May 16, 2008

Open Letter to the People of Weimar, Illinois

Dear Residents of Weimar,

I hope this message finds you all in good health. As you know, we've spent quite a long time together, especially the Schumakers and Hursts. It's been four years now we've worked together in some capacity, one time even bringing a strange red-headed man named Ollie to town. Yes, those were strange times. And now we are in stranger times still.

Your story has been turned in on fancy, cotton paper with visible watermark. Four copies of it no less. Totaling well over 1,000 pages (that's a $211.34 Kinko's printing bill). So, our time together has come to an end.

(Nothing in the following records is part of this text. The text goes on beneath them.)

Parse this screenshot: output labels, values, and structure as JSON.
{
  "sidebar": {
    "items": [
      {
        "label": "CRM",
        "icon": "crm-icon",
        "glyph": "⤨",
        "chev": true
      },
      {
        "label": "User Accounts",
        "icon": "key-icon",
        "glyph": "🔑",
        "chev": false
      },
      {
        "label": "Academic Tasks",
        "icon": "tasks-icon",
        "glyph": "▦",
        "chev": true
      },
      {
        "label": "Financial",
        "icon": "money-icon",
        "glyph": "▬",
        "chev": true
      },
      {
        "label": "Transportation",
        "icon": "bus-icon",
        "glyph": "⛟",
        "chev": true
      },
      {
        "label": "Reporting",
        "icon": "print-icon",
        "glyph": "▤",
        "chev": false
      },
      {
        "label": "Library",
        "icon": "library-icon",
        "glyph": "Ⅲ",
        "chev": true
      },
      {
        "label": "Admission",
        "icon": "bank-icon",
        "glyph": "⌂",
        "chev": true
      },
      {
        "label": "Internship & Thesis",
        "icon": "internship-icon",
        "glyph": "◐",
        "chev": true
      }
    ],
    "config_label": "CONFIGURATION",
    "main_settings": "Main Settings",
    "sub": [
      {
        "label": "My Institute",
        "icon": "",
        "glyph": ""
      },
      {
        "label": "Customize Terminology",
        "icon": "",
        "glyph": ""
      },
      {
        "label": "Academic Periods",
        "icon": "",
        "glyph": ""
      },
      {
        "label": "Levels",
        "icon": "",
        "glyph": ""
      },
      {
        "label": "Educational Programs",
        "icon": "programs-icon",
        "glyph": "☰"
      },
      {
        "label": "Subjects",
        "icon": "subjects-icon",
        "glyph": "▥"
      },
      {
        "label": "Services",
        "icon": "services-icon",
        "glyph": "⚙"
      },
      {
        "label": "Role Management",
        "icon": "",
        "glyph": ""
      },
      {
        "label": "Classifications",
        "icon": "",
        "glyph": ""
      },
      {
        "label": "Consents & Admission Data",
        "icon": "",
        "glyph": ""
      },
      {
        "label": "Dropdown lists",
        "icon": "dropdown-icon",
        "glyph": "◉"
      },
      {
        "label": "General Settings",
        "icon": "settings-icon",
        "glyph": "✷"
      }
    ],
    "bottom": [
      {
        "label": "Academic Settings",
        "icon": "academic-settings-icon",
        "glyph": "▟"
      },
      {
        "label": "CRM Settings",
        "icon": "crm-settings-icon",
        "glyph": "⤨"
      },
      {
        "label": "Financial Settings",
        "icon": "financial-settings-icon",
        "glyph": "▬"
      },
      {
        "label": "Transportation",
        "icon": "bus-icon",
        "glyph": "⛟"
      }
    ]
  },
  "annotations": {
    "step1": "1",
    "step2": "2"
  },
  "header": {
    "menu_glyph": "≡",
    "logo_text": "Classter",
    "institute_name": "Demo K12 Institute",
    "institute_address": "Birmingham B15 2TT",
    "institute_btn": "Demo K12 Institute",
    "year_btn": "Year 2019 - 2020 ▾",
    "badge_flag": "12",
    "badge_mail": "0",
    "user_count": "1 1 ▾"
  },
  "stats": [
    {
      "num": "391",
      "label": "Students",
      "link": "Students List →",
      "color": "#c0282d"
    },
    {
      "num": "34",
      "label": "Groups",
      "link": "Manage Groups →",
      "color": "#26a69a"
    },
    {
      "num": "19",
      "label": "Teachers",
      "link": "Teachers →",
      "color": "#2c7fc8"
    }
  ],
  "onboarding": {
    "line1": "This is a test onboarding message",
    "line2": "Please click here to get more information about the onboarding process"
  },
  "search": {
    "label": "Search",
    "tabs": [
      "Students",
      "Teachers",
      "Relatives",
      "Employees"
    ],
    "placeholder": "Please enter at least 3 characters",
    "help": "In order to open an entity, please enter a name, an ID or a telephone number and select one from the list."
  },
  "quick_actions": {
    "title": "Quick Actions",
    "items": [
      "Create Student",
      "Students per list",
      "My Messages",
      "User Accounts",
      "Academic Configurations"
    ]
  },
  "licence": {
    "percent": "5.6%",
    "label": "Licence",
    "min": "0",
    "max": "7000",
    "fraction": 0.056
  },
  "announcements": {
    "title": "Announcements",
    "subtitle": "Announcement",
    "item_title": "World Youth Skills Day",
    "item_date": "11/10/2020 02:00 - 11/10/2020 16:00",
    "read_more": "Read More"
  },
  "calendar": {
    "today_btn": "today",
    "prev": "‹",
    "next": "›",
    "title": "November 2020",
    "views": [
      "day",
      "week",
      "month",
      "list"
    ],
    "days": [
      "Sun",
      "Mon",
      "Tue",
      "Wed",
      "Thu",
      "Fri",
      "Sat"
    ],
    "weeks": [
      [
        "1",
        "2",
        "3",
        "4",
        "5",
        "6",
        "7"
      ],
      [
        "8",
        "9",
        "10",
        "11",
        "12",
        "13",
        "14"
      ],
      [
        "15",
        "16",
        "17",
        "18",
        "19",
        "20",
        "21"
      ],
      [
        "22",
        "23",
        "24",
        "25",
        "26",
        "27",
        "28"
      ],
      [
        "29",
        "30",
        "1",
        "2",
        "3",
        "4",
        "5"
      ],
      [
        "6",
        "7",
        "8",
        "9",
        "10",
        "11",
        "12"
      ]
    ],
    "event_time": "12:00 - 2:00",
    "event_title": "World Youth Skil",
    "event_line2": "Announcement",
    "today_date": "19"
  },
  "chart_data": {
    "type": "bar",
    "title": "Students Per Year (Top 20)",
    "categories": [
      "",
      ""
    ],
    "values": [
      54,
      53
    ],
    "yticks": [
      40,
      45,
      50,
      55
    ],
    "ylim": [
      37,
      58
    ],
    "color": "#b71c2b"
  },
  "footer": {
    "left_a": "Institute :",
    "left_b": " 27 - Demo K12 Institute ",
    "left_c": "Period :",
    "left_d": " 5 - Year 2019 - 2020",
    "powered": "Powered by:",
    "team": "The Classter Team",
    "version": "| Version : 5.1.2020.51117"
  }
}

That does not mean I won't return to Weimar. It is beautiful country, and I won't be able to resist visiting again. In fact, I have three ideas already in ways which I can enrich your lives, and in this time away from each other, I will think of other ways to make your lives even better. Maybe even reinstalling the Godar Heights Retirement Community on the banks of the Wheeler. I will say that I am leery of giving back the retirement home, and the more drawn out, complicated end of Hoss (where he would inherit Sherman's bar), and other expansions, pulling a "Full Russo" if you will, because your story is best told over the course of four days, and to tell it longer, to explore in great detail every inch of your lives, we would need much more time. Months even.

Nevertheless, people of Weimar, we need to be apart. But like Douglas MacAruthur, I shall return.

Thanks for the good times.

-Bryan

2 comments:

Flynn said...

In a column he wrote in the early 1920s, Damon Runyon refers to a baseball bat as an appleknocker.

Bryan said...

That's awesome. I wish I would have known that earlier. I'm going to have to use that for subsequent drafts. thanks, tom!